Having found that exercise of subject-matter jurisdiction is not otherwise proper in this matter, the Court cannot rely on the general jurisdictional statute to fill that void.
C. Appropriateness of Dismissal at this Juncture
Finally, the Court is aware that under Federal Rule of Civil Procedure 15(a)(1)(A), Petitioners "may amend [their] pleading once as a matter of course within ... 21 days after serving it." Both parties have cited to cases relating to the litigation of prison conditions under Prison Litigation Reform Act ("PLRA"), 18 U.S.C. § 3626. See Brown v. Plata , 563 U.S. 493, 131 S.Ct. 1910, 179 L.Ed.2d 969 (2011) (addressing Eighth Amendment violations of prison conditions in California state prisons under the PLRA and its specific requirements, including a 3-judge panel); see also Money, supra (addressing the safety and well-being of state court prisoners housed by the Illinois Department of Corrections during the COVID-19 pandemic). However, to the extent that Petitioners would move to amend their Complaint to assert a claim for injunctive or other prospective relief under the PLRA, such amendment would be futile where there are no factual allegations that Petitioners have exhausted their administrative remedies, nor have the other requirements for the "release" of prisoners been met. See 18 U.S.C. § 3626(a)(2)-(3).

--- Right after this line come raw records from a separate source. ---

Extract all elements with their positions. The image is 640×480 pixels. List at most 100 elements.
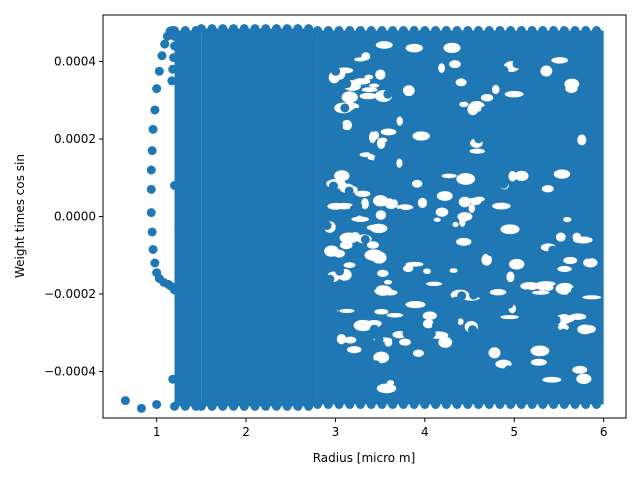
data-point — [485, 357, 495, 367]
point-gap — [488, 347, 501, 359]
data-point — [442, 126, 452, 136]
point-gap — [569, 313, 587, 320]
data-point — [148, 244, 158, 254]
point-gap — [473, 196, 485, 202]
data-point — [581, 399, 591, 409]
data-point — [431, 26, 441, 35]
point-gap — [530, 358, 547, 366]
point-gap — [506, 271, 515, 283]
data-point — [467, 325, 477, 335]
data-point — [148, 124, 158, 134]
data-point — [480, 70, 490, 80]
data-point — [409, 399, 419, 409]
point-gap — [531, 290, 550, 295]
point-gap — [334, 170, 350, 182]
point-gap — [364, 249, 384, 261]
point-gap — [412, 349, 424, 357]
y-tick-label: −0.0004 — [44, 365, 96, 379]
data-point — [304, 24, 314, 34]
point-gap — [557, 265, 572, 273]
data-point — [481, 216, 491, 226]
point-gap — [402, 85, 415, 97]
x-axis: 1 2 3 4 5 6 — [153, 418, 607, 439]
y-axis-label: Weight times cos sin — [13, 154, 27, 278]
data-point — [371, 360, 381, 370]
y-tick-label: −0.0002 — [44, 287, 96, 301]
data-point — [334, 399, 344, 409]
point-gap — [553, 169, 571, 179]
data-point — [344, 186, 354, 196]
point-gap — [366, 224, 386, 231]
data-point — [568, 272, 578, 282]
point-gap — [375, 210, 387, 220]
data-point — [532, 367, 542, 377]
data-point — [366, 26, 376, 35]
data-point — [591, 26, 601, 35]
data-point — [501, 73, 511, 83]
data-point — [378, 48, 388, 58]
point-gap — [396, 204, 414, 211]
data-point — [420, 399, 430, 409]
data-point — [502, 158, 512, 168]
point-gap — [583, 257, 598, 268]
point-gap — [572, 232, 582, 242]
data-point — [152, 268, 162, 278]
data-point — [409, 26, 419, 35]
point-gap — [375, 69, 386, 80]
data-point — [551, 315, 561, 325]
data-point — [341, 377, 351, 387]
data-point — [516, 399, 526, 409]
data-point — [229, 24, 239, 34]
data-point — [345, 26, 355, 35]
data-point — [207, 24, 217, 34]
point-gap — [366, 241, 379, 249]
dense-point-region — [174, 30, 202, 407]
data-point — [581, 26, 591, 35]
data-point — [366, 399, 376, 409]
point-gap — [368, 131, 377, 144]
data-point — [474, 134, 484, 144]
data-point — [473, 399, 483, 409]
data-point — [486, 247, 496, 257]
point-gap — [422, 311, 437, 320]
data-point — [147, 227, 157, 237]
point-gap — [514, 170, 529, 182]
data-point — [271, 24, 281, 34]
y-tick-label: 0.0002 — [54, 132, 96, 146]
data-point — [174, 223, 184, 233]
data-point — [340, 103, 350, 113]
data-point — [152, 399, 162, 409]
point-gap — [583, 325, 596, 334]
data-point — [449, 316, 459, 326]
data-point — [250, 24, 260, 34]
point-gap — [374, 308, 389, 315]
data-point — [435, 163, 445, 173]
x-tick-label: 5 — [510, 425, 518, 439]
data-point — [146, 208, 156, 218]
data-point — [570, 399, 580, 409]
data-point — [250, 401, 260, 411]
point-gap — [481, 253, 492, 266]
point-gap — [540, 65, 553, 77]
data-point — [400, 125, 410, 135]
data-point — [239, 401, 249, 411]
point-gap — [361, 52, 371, 61]
data-point — [168, 64, 178, 74]
data-point — [323, 399, 333, 409]
data-point — [580, 106, 590, 116]
data-point — [578, 167, 588, 177]
data-point — [196, 24, 206, 34]
y-tick-label: 0.0000 — [54, 210, 96, 224]
data-point — [559, 399, 569, 409]
point-gap — [436, 191, 453, 201]
point-gap — [396, 116, 403, 126]
point-gap — [334, 202, 354, 210]
point-gap — [438, 336, 453, 348]
data-point — [282, 24, 292, 34]
point-gap — [459, 215, 466, 227]
point-gap — [364, 74, 374, 80]
data-point — [447, 179, 457, 189]
data-point — [474, 169, 484, 179]
x-tick-label: 2 — [242, 425, 250, 439]
data-point — [504, 299, 514, 309]
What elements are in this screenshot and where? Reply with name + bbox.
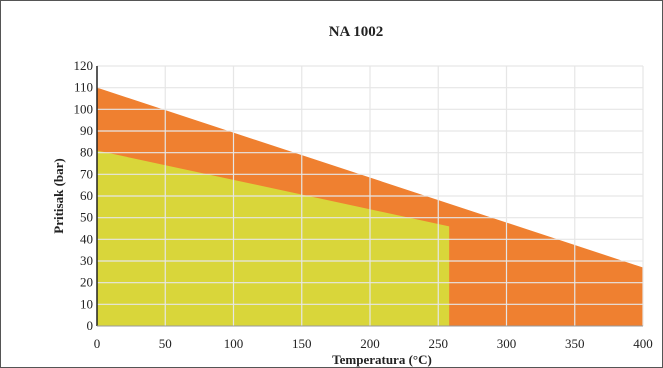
y-tick-label: 80 xyxy=(80,145,93,160)
y-tick-label: 0 xyxy=(87,318,94,333)
grid xyxy=(97,65,644,326)
y-tick-label: 60 xyxy=(80,188,93,203)
x-tick-label: 150 xyxy=(292,336,312,351)
x-tick-label: 100 xyxy=(224,336,244,351)
axes xyxy=(96,66,643,327)
y-tick-label: 110 xyxy=(74,80,93,95)
y-tick-label: 30 xyxy=(80,253,93,268)
y-tick-label: 40 xyxy=(80,231,93,246)
x-tick-label: 400 xyxy=(633,336,653,351)
chart-title: NA 1002 xyxy=(329,24,384,40)
x-tick-label: 0 xyxy=(94,336,101,351)
y-tick-labels: 0 10 20 30 40 50 60 70 80 90 100 110 120 xyxy=(74,58,94,333)
y-tick-label: 90 xyxy=(80,123,93,138)
x-tick-label: 300 xyxy=(497,336,517,351)
x-tick-label: 50 xyxy=(159,336,172,351)
y-axis-label: Pritisak (bar) xyxy=(51,158,66,233)
x-tick-label: 250 xyxy=(429,336,449,351)
x-tick-label: 350 xyxy=(565,336,585,351)
y-tick-label: 50 xyxy=(80,210,93,225)
x-tick-labels: 0 50 100 150 200 250 300 350 400 xyxy=(94,336,653,351)
x-tick-label: 200 xyxy=(360,336,380,351)
y-tick-label: 20 xyxy=(80,275,93,290)
y-tick-label: 100 xyxy=(74,101,94,116)
y-tick-label: 10 xyxy=(80,296,93,311)
y-tick-label: 70 xyxy=(80,166,93,181)
y-tick-label: 120 xyxy=(74,58,94,73)
x-axis-label: Temperatura (°C) xyxy=(332,352,432,367)
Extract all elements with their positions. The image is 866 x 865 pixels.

The PLRA defines "the term ‘prison’ " to include "any Federal ... facility that incarcerates or detains.... adults accused of, convicted of, sentenced for, or adjudicated delinquent for, violations of criminal law." 18 U.S.C. § 3626(g)(5). The "term ‘prospective relief’ means all relief other than compensatory monetary damages[.]" Id. at § 3626(g)(6).
IV. CONCLUSION
For the foregoing reasons, Respondents' Motion to Dismiss is GRANTED IN PART and DENIED IN PART AS MOOT. To the extent that Respondents move to dismiss under Federal Rule of Civil Procedure 12(b)(1) for lack of subject-matter jurisdiction, the motion is GRANTED, and Petitioners' Complaint is DISMISSED WITH PREJUDICE. To the extent that Respondents moved to dismiss under Federal Rule of Civil Procedure 12(b)(6) for failure to state a claim, the Court has not reached those arguments, and the motion is DENIED AS MOOT.